6 min read

AI and Instant Soup

AI-generated image of two rows of instant soup packages with visible visual artifacts and distortions

I love metaphors for thinking about and discussing complex topics. I have been thinking about the issues in the UX sector with my pencil/scrivener/author metaphor. I find AI as plastic as a great metaphor for current AI usage.

My friend Eren Çamlıkaya used erasing time as a metaphor for AI:

The internet was revolutionary because it erased geography or “space” as a barrier to knowledge. Anyone, anywhere, can access the same information. AI now erases “time” as a barrier. What once took years of experience is now achievable by juniors almost instantly through intelligent collaboration with LLMs and automation. Leveling experience will then bring the entire workforce on the table for companies to pick from. Who do you think the winners will be? (LinkedIn post)

I found myself nodding, with half agreement and a twitching eye. My eye twitched because the type of time erasure he speaks about reminded me of how instant soups "save" time in the kitchen.

Hence, this is my comparison of AI with instant soup.

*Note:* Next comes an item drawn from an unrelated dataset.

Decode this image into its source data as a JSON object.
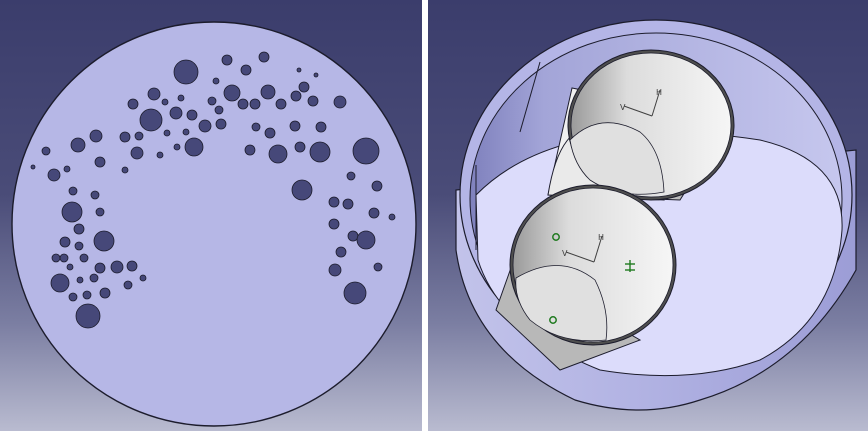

Instant soup looks like it cuts down meal time, but an instant tomato soup is not a tomato soup. It is a mixture that looks like, flows like, and in some cases, tastes like tomato soup. Instant soup companies pay a lot of money to make people believe that this is the future of cooking and we are about to experience a culinary revolution that humankind have never seen before.

A lot of instant soups are mispackaged. You buy a package of cream of mushroom, but in addition to mushroom, you find two slivers of anchovies in the package. You buy a halal tarhana soup, but it comes with two tiny bits of bacon. Those who know what halal is gets rightfully mad about this. Instant soup companies write reports about how the buyers can do some work to reduce the likelihood that their purchases are actually what they purchase. People don't buy into this. Then, instant soup companies write articles that offer mathematical proof that instant soups may contain other things that no one could anticipate. Just to be sure, they write on the packages: "Instant soup may include other ingredients. Always check before you eat." In doing that, they relieve themselves of the responsibility to ship the right thing.

These companies actually have safety teams that should be taking care of these issues. Some teams actually find the bacon in the halal tarhana soup. But the product team decides to ship it anyway. Some companies hire starving employees in conflict zones in Africa, feed them whatever comes out of their production line, and if one of these employees gets sick, they realize that there is a problem.

Instant soup isn't providing any nutrition, and instant soup companies know this. So they hire nutritionists, not to enhance the nutritional value of the product, but to lead PR campaigns to argue that instant soup is part of a balanced diet.